Now write a function to calculate the factorial of a number

The few-shot output includes input validation (isinstance checks), a docstring, and an iterative approach matching the demonstrated coding style. The model learned the team's conventions from two examples: always validate inputs, always include docstrings, always use explicit error types.

Structured Data Extraction

This is one of the most practical applications of few-shot prompting: enforcing a specific output structure that would be difficult to describe with instructions alone.

INPUT: Sarah Chen joined Anthropic as a research scientist in March 2024.
OUTPUT: {"name": "Sarah Chen", "company": "Anthropic", "role": "Research Scientist", "date": "March 2024"}
INPUT: Mark left his position at Google DeepMind last quarter.
OUTPUT: {"name": "Mark", "company": "Google DeepMind", "role": null, "date": "last quarter"}
INPUT: Dr. James Wright was recently appointed CTO of Stripe.
OUTPUT:

Output: {"name": "Dr. James Wright", "company": "Stripe", "role": "CTO", "date": "recently"}

The second example is doing important work here. By showing "role": null when the role is not mentioned (Mark "left" rather than "joined as"), you taught the model how to handle missing fields. That kind of edge case handling is nearly impossible to get right with instructions alone.

Few-Shot Prompting with Chain-of-Thought

Standard few-shot prompting shows input-output pairs. Chain-of-thought (CoT) few-shot prompting adds the reasoning process between input and output. Wei et al. (2022) introduced this in "Chain-of-Thought Prompting Elicits Reasoning in Large Language Models" and showed that it dramatically improved performance on arithmetic, commonsense, and symbolic reasoning tasks.
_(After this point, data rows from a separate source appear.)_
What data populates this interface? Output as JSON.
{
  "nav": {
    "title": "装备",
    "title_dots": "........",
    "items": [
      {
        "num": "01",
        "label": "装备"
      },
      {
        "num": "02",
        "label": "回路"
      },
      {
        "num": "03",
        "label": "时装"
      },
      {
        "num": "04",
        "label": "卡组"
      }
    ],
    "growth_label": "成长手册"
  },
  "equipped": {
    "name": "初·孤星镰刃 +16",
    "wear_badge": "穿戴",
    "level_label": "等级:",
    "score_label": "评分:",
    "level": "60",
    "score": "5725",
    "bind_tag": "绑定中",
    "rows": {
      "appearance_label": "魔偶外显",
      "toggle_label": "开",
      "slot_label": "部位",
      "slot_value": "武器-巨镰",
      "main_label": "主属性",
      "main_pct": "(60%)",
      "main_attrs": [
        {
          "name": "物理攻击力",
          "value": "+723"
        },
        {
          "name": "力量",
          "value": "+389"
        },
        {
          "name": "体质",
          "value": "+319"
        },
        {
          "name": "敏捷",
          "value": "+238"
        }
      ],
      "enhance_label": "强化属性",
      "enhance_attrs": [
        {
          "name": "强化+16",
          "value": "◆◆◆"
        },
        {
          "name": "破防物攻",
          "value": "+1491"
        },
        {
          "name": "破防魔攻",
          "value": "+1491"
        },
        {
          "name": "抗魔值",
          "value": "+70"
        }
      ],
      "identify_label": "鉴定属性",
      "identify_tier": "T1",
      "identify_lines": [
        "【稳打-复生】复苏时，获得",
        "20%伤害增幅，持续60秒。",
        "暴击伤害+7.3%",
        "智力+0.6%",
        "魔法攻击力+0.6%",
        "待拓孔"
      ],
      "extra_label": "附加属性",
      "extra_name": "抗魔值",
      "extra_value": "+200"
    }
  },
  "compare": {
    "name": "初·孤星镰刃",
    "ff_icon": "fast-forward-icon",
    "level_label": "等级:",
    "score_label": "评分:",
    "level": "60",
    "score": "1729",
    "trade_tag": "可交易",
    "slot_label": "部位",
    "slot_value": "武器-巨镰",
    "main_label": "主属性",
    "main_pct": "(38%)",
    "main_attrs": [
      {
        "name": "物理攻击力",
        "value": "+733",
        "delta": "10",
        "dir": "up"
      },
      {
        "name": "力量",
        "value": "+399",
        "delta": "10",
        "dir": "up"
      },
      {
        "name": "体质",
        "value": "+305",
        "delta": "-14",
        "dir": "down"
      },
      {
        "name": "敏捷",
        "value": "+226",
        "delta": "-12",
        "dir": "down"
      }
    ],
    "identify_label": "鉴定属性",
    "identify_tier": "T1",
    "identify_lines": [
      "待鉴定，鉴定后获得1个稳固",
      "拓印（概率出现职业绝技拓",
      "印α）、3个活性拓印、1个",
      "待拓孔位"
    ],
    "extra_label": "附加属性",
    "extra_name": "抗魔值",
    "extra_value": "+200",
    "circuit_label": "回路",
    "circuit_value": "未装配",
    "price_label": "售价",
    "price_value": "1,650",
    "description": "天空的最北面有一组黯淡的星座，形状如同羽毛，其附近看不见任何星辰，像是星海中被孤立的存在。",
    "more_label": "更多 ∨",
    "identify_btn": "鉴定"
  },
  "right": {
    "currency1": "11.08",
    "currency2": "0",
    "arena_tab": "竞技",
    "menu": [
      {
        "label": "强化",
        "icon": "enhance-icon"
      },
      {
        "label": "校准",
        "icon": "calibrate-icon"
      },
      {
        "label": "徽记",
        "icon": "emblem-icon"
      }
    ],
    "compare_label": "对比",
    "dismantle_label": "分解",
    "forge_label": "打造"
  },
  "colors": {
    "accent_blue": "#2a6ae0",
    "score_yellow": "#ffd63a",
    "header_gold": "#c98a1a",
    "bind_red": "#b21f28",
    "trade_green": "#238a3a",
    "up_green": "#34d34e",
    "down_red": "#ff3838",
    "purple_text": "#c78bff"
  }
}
The core idea: instead of just showing the answer, show how you arrived at it.

Q: "apple, banana"
A: The last letter of "apple" is "e". The last letter of "banana" is "a". 
   Concatenating them gives "ea". Output: ea
Q: "table, chair, lamp"
A: The last letter of "table" is "e". The last letter of "chair" is "r". 
   The last letter of "lamp" is "p". Concatenating them gives "erp". Output: erp
Q: "cloud, river, stone"
A:

Without the intermediate reasoning steps, models frequently get this wrong. With CoT examples, accuracy jumps because the model generates the intermediate steps first, effectively giving itself a scratchpad to work through the problem before committing to a final answer.

This is directly relevant if you are working on tasks that require multi-step reasoning: math problems, logical deductions, code debugging, or any task where showing your work improves the answer.
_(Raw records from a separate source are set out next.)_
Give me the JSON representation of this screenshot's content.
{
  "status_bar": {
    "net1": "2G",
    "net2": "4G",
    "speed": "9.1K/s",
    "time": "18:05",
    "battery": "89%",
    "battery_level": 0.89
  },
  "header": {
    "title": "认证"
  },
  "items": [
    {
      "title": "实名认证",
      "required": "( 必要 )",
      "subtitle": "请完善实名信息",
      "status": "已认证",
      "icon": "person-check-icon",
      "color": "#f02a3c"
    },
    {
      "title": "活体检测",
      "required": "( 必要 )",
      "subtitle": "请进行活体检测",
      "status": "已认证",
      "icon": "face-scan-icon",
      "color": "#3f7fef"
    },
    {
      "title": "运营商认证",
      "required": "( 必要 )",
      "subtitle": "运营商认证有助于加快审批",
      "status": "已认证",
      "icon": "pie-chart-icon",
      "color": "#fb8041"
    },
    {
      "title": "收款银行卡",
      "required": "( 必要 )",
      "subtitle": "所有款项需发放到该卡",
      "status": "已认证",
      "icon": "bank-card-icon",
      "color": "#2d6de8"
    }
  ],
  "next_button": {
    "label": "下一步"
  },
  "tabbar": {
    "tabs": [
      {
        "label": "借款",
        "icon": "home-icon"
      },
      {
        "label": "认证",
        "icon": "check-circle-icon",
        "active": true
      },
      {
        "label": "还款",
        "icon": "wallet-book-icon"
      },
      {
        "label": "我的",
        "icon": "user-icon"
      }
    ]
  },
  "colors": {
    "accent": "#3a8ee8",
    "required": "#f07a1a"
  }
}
How Many Examples Should You Include?

Research consistently shows a pattern: large gains from zero to two examples, then diminishing returns.

Brown et al. (2020) demonstrated this in the GPT-3 paper, where performance on most benchmarks improved sharply with the first few demonstrations and then plateaued. Two to five examples is the practical sweet spot for most tasks.
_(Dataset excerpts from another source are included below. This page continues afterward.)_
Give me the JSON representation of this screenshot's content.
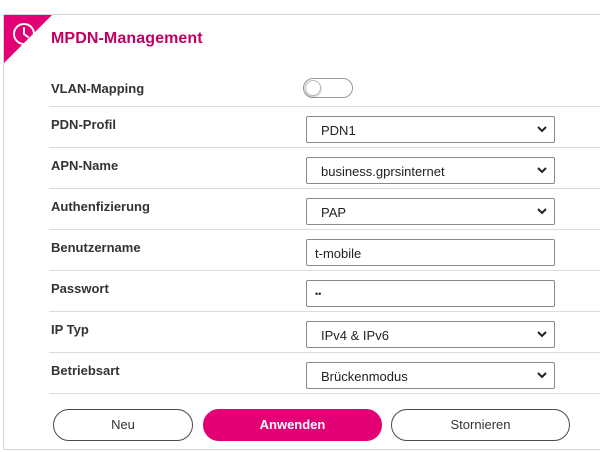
{
  "header": {
    "title": "MPDN-Management",
    "icon": "clock-icon"
  },
  "accent_color": "#e20074",
  "form": {
    "vlan": {
      "label": "VLAN-Mapping",
      "enabled": false
    },
    "pdn_profile": {
      "label": "PDN-Profil",
      "value": "PDN1"
    },
    "apn_name": {
      "label": "APN-Name",
      "value": "business.gprsinternet"
    },
    "auth": {
      "label": "Authenfizierung",
      "value": "PAP"
    },
    "username": {
      "label": "Benutzername",
      "value": "t-mobile"
    },
    "password": {
      "label": "Passwort",
      "value": "••"
    },
    "ip_type": {
      "label": "IP Typ",
      "value": "IPv4 & IPv6"
    },
    "mode": {
      "label": "Betriebsart",
      "value": "Brückenmodus"
    }
  },
  "buttons": {
    "new": "Neu",
    "apply": "Anwenden",
    "cancel": "Stornieren"
  }
}
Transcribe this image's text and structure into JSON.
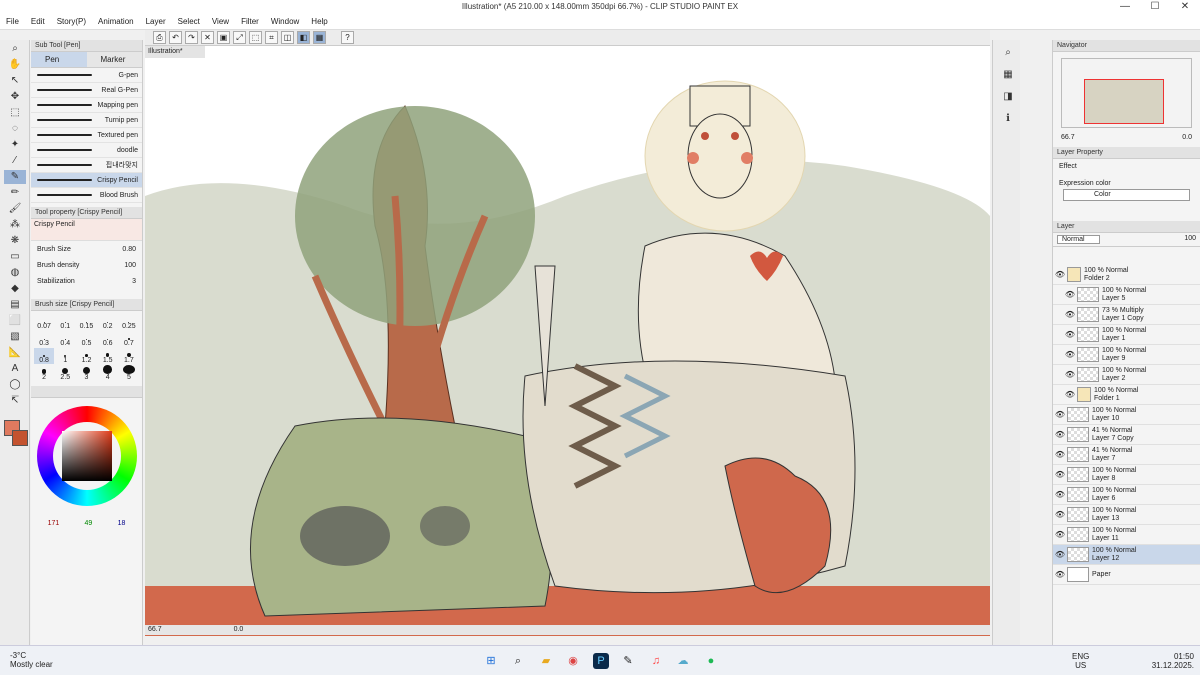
{
  "window": {
    "title": "Illustration* (A5 210.00 x 148.00mm 350dpi 66.7%) - CLIP STUDIO PAINT EX",
    "minimize": "—",
    "maximize": "☐",
    "close": "✕"
  },
  "menu": [
    "File",
    "Edit",
    "Story(P)",
    "Animation",
    "Layer",
    "Select",
    "View",
    "Filter",
    "Window",
    "Help"
  ],
  "subtool": {
    "header": "Sub Tool [Pen]",
    "tabs": [
      "Pen",
      "Marker"
    ],
    "brushes": [
      "G-pen",
      "Real G-Pen",
      "Mapping pen",
      "Turnip pen",
      "Textured pen",
      "doodle",
      "핍내라맞지",
      "Crispy Pencil",
      "Blood Brush"
    ],
    "selected": "Crispy Pencil"
  },
  "tool_property": {
    "header": "Tool property [Crispy Pencil]",
    "name": "Crispy Pencil",
    "brush_size_label": "Brush Size",
    "brush_size": "0.80",
    "density_label": "Brush density",
    "density": "100",
    "stabilization_label": "Stabilization",
    "stabilization": "3"
  },
  "brush_size_panel": {
    "header": "Brush size [Crispy Pencil]",
    "sizes": [
      "0.07",
      "0.1",
      "0.15",
      "0.2",
      "0.25",
      "0.3",
      "0.4",
      "0.5",
      "0.6",
      "0.7",
      "0.8",
      "1",
      "1.2",
      "1.5",
      "1.7",
      "2",
      "2.5",
      "3",
      "4",
      "5"
    ],
    "selected": "0.8"
  },
  "color": {
    "main": "#e07a5f",
    "sub": "#c4532f",
    "r": "171",
    "g": "49",
    "b": "18"
  },
  "document": {
    "tab": "Illustration*",
    "zoom": "66.7",
    "rotation": "0.0"
  },
  "navigator": {
    "header": "Navigator",
    "zoom": "66.7",
    "angle": "0.0"
  },
  "layer_property": {
    "header": "Layer Property",
    "effect_label": "Effect",
    "expression_label": "Expression color",
    "expression_value": "Color"
  },
  "layer_panel": {
    "header": "Layer",
    "blend": "Normal",
    "opacity": "100",
    "layers": [
      {
        "pct": "100 %",
        "mode": "Normal",
        "name": "Folder 2",
        "type": "folder",
        "indent": 0
      },
      {
        "pct": "100 %",
        "mode": "Normal",
        "name": "Layer 5",
        "type": "layer",
        "indent": 1
      },
      {
        "pct": "73 %",
        "mode": "Multiply",
        "name": "Layer 1 Copy",
        "type": "layer",
        "indent": 1
      },
      {
        "pct": "100 %",
        "mode": "Normal",
        "name": "Layer 1",
        "type": "layer",
        "indent": 1
      },
      {
        "pct": "100 %",
        "mode": "Normal",
        "name": "Layer 9",
        "type": "layer",
        "indent": 1
      },
      {
        "pct": "100 %",
        "mode": "Normal",
        "name": "Layer 2",
        "type": "layer",
        "indent": 1
      },
      {
        "pct": "100 %",
        "mode": "Normal",
        "name": "Folder 1",
        "type": "folder",
        "indent": 1
      },
      {
        "pct": "100 %",
        "mode": "Normal",
        "name": "Layer 10",
        "type": "layer",
        "indent": 0
      },
      {
        "pct": "41 %",
        "mode": "Normal",
        "name": "Layer 7 Copy",
        "type": "layer",
        "indent": 0
      },
      {
        "pct": "41 %",
        "mode": "Normal",
        "name": "Layer 7",
        "type": "layer",
        "indent": 0
      },
      {
        "pct": "100 %",
        "mode": "Normal",
        "name": "Layer 8",
        "type": "layer",
        "indent": 0
      },
      {
        "pct": "100 %",
        "mode": "Normal",
        "name": "Layer 6",
        "type": "layer",
        "indent": 0
      },
      {
        "pct": "100 %",
        "mode": "Normal",
        "name": "Layer 13",
        "type": "layer",
        "indent": 0
      },
      {
        "pct": "100 %",
        "mode": "Normal",
        "name": "Layer 11",
        "type": "layer",
        "indent": 0
      },
      {
        "pct": "100 %",
        "mode": "Normal",
        "name": "Layer 12",
        "type": "layer",
        "indent": 0,
        "selected": true
      },
      {
        "pct": "",
        "mode": "",
        "name": "Paper",
        "type": "paper",
        "indent": 0
      }
    ]
  },
  "taskbar": {
    "temp": "-3°C",
    "weather": "Mostly clear",
    "lang": "ENG",
    "region": "US",
    "time": "01:50",
    "date": "31.12.2025."
  }
}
The token cost tradeoff explains why more is not always better. Each example adds tokens to your prompt. Token costs scale linearly with the number of examples, but accuracy gains flatten after the first few. At production scale, this creates a real cost problem. A prompt with 10 examples costs roughly 5x more than a prompt with 2 examples, but it will not be 5x more accurate.

There is an exception. For highly specialized tasks where you need the model to shift its writing style, adopt domain-specific patterns, or handle unusual edge cases, more examples can still help. Evan Armstrong documented using prompts with 20,000+ tokens of handwritten few-shot examples for production pipelines, achieving consistent quality on tasks that other approaches failed at. The key was that every example in that prompt was carefully crafted and covered a different edge case.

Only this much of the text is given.